A Colombian women’s rights coalition, Causa Justa, estimates that at least 350 women were sanctioned or convicted for abortions between 2006-2019. Disturbingly, they estimate that at least 20 of these women were under the age of 18. Although those numbers do not indicate that criminal convictions for abortion were common, the lives of 350 women were forever changed.

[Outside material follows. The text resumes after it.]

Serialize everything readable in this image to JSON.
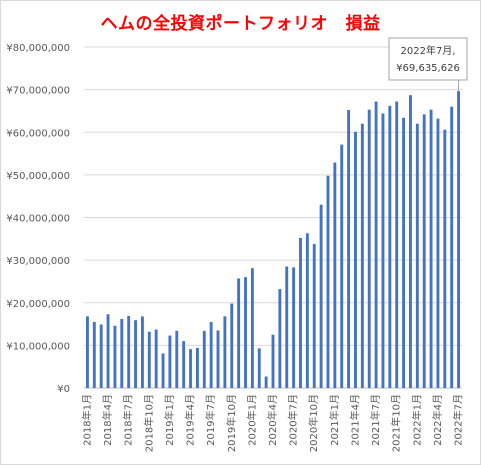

However, in order to examine the impact of restrictive abortion laws, we must acknowledge the tens of thousands women who terminated their pregnancies illegally and often unsafely. In 2020, at least 26,223 unsafe abortions were peformed in Colombia according to a local reproductive healthcare provider. Furthermore, the threat of punishment for termination can force a woman to carry her pregnancy to term despite being unable to care for a child at that stage in her life. According to abortion rights activists, the criminalization of abortion can generate an atmosphere of fear and mistrust between medical professionals and patients. Prior to the recent decision, medical professionals in Colombia faced repercussions for aiding in the procedure or even failing to report an abortion. Both women and the doctors who performed their abortions could face prison sentences ranging from 16 to 54 months.
The Catholic Church, an organization historically opposed to abortion, continues to wield massive influence in Latin America. In recent years, the region has been marked by considerable progress when it comes to reproductive rights. In September of 2020, Mexico’s Supreme Court ruled the criminalization of abortion illegal and unconstituional. Only a year prior, Argentina became the largest nation in Latin America to legalize abortion up to 14 weeks. Cuba, Guyana, Uruguay, and French Guinea are additional nations that permit elective abortions and have become destinations for women seeking reproductive health services that are criminalized in their native countries.As Colombian citizens are celebrating the implementation of reproductive autonomy as a human right, an attack against Roe v. Wade, the landmark decision that protects a woman’s right to an abortion, is underway in the United States. Recent legislation passed in the South and Southwest regions of the country have outlawed abortion entirely, or at 6, 12, or 15 weeks of gestation. Given the makeup of the U.S. Supreme Court the constiutional right to an abortion is in serious jeopardy. The United States has been a leader in the advancement of elective abortions for close to five decades. However, recent restrictive legislation has the potential to strip the U.S of that title. As Latin American nations continue to follow in the footsteps of their neighbors, the United States must be wary of changing norms in the Americas and recognize that criminalizing abortion is a step backward in the preservation for fundamental human rights.